I always thought it was satire - I thought he was sending up writers of the past who overused footnotes.
posted by cartoonella at 8:29 AM on November 8, 2011


This may reveal something about my own personality, but I absolutely never saw the footnotes as an expression of an obsessive nature. They make DFW's books feel comfortably complete to me; it always just seemed like he was capturing his thoughts as completely as he wished, while remaining aware of the value of cadence in the main narrative.

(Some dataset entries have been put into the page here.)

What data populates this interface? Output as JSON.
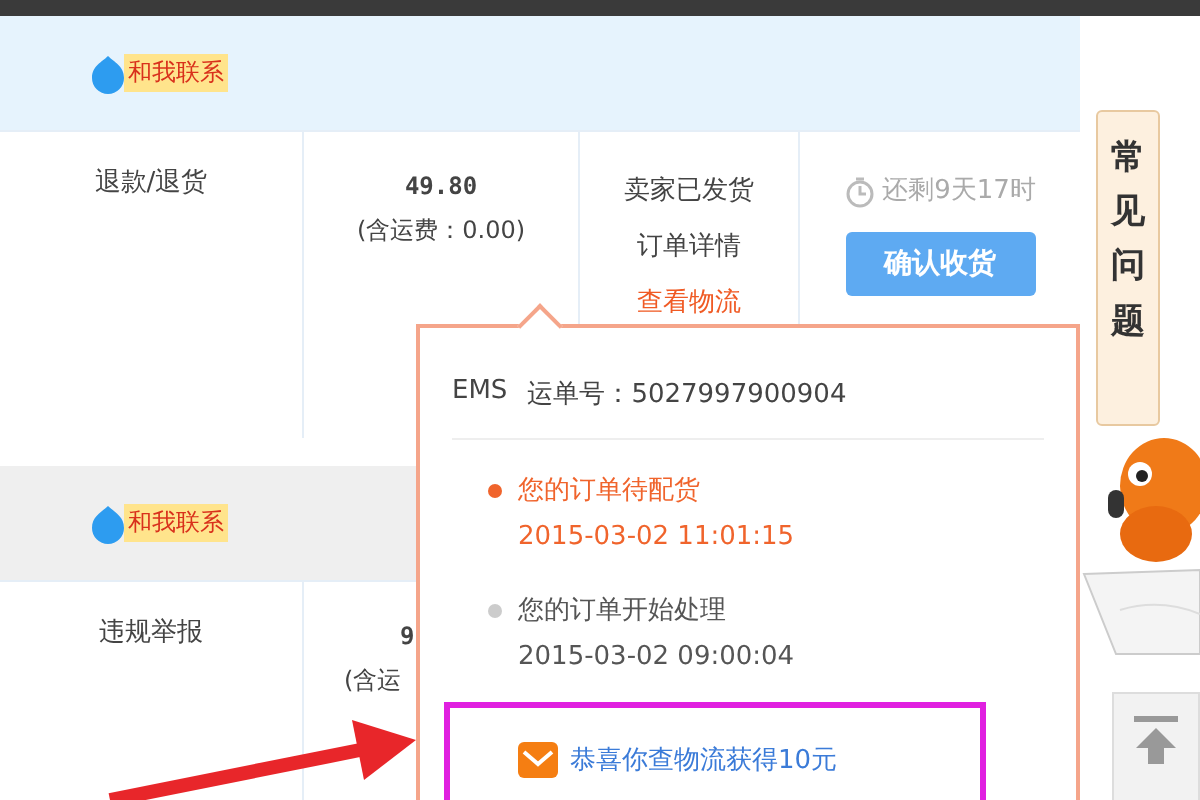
{
  "orders": [
    {
      "contact": "和我联系",
      "highlighted": true,
      "action": "退款/退货",
      "price": "49.80",
      "shipping": "(含运费：0.00)",
      "status": "卖家已发货",
      "details_link": "订单详情",
      "logistics_link": "查看物流",
      "countdown": "还剩9天17时",
      "confirm_button": "确认收货"
    },
    {
      "contact": "和我联系",
      "highlighted": false,
      "action": "违规举报",
      "price": "9",
      "shipping": "(含运"
    }
  ],
  "logistics_popup": {
    "carrier": "EMS",
    "tracking": "运单号：5027997900904",
    "events": [
      {
        "text": "您的订单待配货",
        "time": "2015-03-02 11:01:15",
        "latest": true
      },
      {
        "text": "您的订单开始处理",
        "time": "2015-03-02 09:00:04",
        "latest": false
      }
    ],
    "promo": "恭喜你查物流获得10元"
  },
  "side_tab": {
    "label": "常见问题"
  }
}
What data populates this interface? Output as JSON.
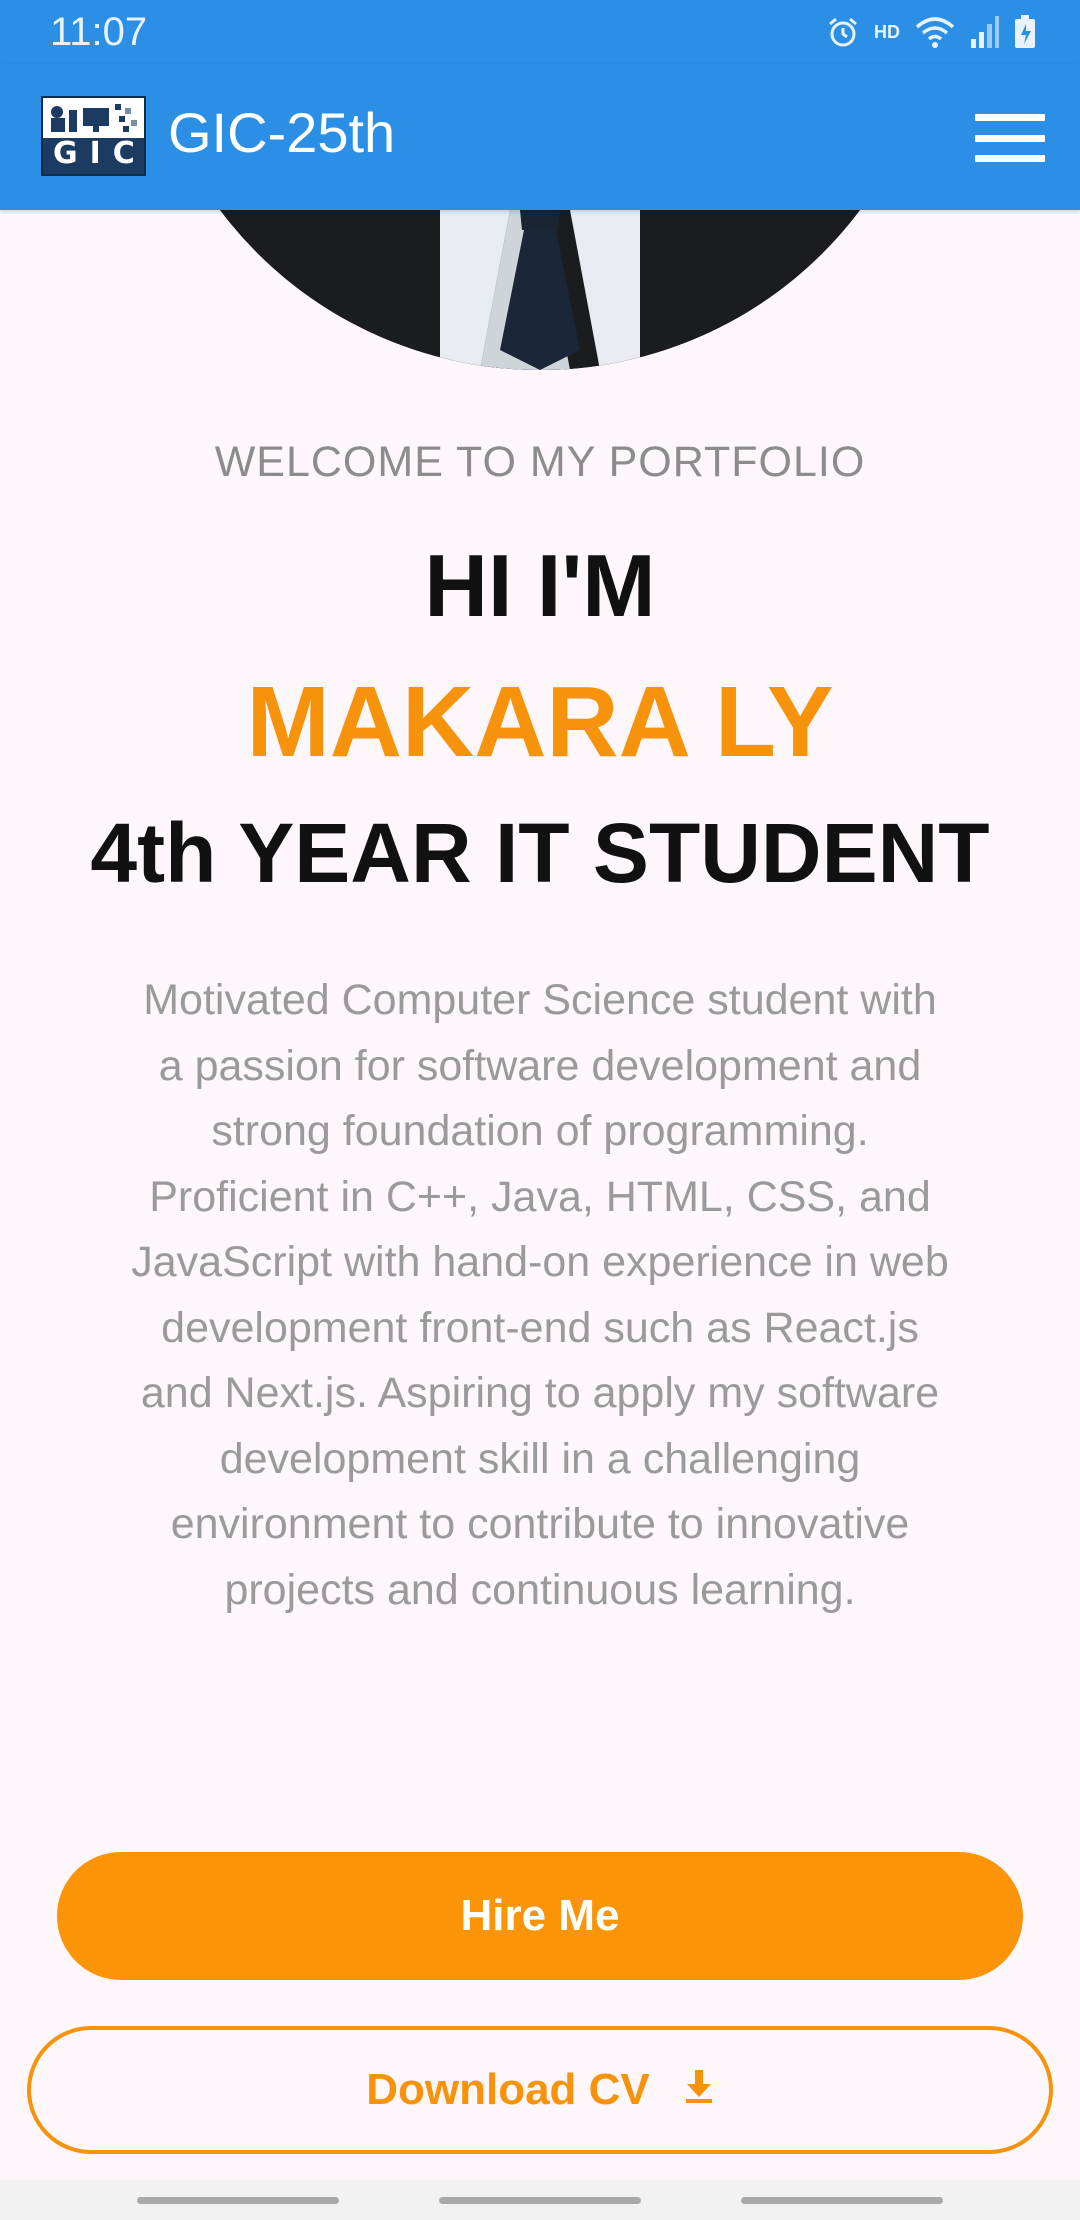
{
  "status_bar": {
    "time": "11:07",
    "hd": "HD"
  },
  "app_bar": {
    "title": "GIC-25th",
    "logo_text": "GIC"
  },
  "hero": {
    "welcome": "WELCOME TO MY PORTFOLIO",
    "greeting": "HI I'M",
    "name": "MAKARA LY",
    "role": "4th YEAR IT STUDENT",
    "bio": "Motivated Computer Science student with a passion for software development and strong foundation of programming. Proficient in C++, Java, HTML, CSS, and JavaScript with hand-on experience in web development front-end such as React.js and Next.js. Aspiring to apply my software development skill in a challenging environment to contribute to innovative projects and continuous learning."
  },
  "buttons": {
    "hire": "Hire Me",
    "download_cv": "Download CV"
  },
  "icons": {
    "menu": "hamburger-menu-icon",
    "download": "download-icon",
    "alarm": "alarm-icon",
    "wifi": "wifi-icon",
    "signal": "signal-icon",
    "battery": "battery-charging-icon"
  },
  "colors": {
    "primary": "#2a8fe5",
    "accent": "#fb9406",
    "background": "#fdf7fb"
  }
}
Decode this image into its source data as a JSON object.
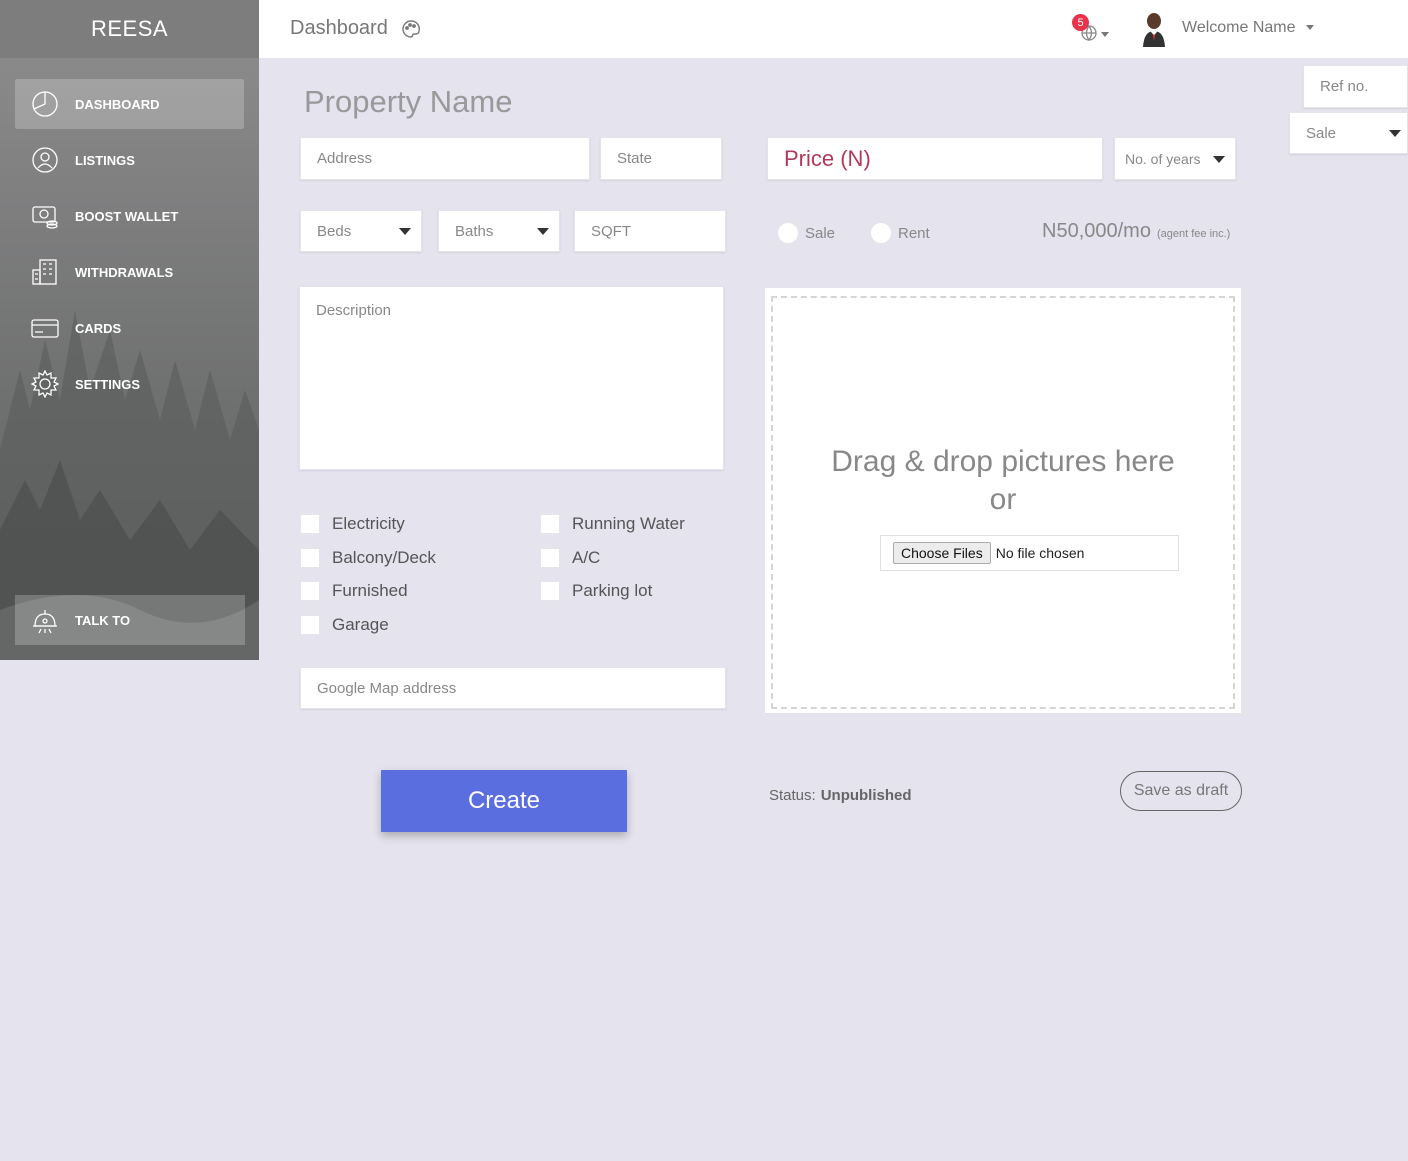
{
  "app": {
    "brand": "REESA"
  },
  "sidebar": {
    "items": [
      {
        "label": "DASHBOARD",
        "icon": "pie-chart-icon",
        "active": true
      },
      {
        "label": "LISTINGS",
        "icon": "user-circle-icon"
      },
      {
        "label": "BOOST WALLET",
        "icon": "wallet-icon"
      },
      {
        "label": "WITHDRAWALS",
        "icon": "building-icon"
      },
      {
        "label": "CARDS",
        "icon": "credit-card-icon"
      },
      {
        "label": "SETTINGS",
        "icon": "gear-icon"
      }
    ],
    "talk_label": "TALK TO"
  },
  "header": {
    "title": "Dashboard",
    "notifications_count": "5",
    "welcome": "Welcome Name"
  },
  "form": {
    "heading": "Property Name",
    "address_placeholder": "Address",
    "state_placeholder": "State",
    "price_placeholder": "Price (N)",
    "years_placeholder": "No. of years",
    "beds_placeholder": "Beds",
    "baths_placeholder": "Baths",
    "sqft_placeholder": "SQFT",
    "sale_radio": "Sale",
    "rent_radio": "Rent",
    "price_display": "N50,000/mo",
    "price_note": "(agent fee inc.)",
    "description_placeholder": "Description",
    "amenities_left": [
      "Electricity",
      "Balcony/Deck",
      "Furnished",
      "Garage"
    ],
    "amenities_right": [
      "Running Water",
      "A/C",
      "Parking lot"
    ],
    "map_placeholder": "Google Map address",
    "dropzone_line1": "Drag & drop pictures here",
    "dropzone_line2": "or",
    "choose_files": "Choose Files",
    "no_file": "No file chosen",
    "create_label": "Create",
    "status_label": "Status:",
    "status_value": "Unpublished",
    "draft_label": "Save as draft"
  },
  "right_panel": {
    "ref_placeholder": "Ref no.",
    "type_value": "Sale"
  },
  "colors": {
    "accent": "#5a6ee0",
    "price": "#b03a5b",
    "badge": "#e8334a"
  }
}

posted by xax at 9:01 AM on November 8, 2011 [1 favorite]


DFW claimed it was to break the flow of the story. So in a postmodern literary way, it's breaking the illusory reality of the narrative and reminding you that you're reading a work of fiction. The first case of footnotes as literary device I can think of is Nabokov's Pale Fire. It does seem to be a postmodern trope and could be seen as just a stylistic choice common to that type of novel.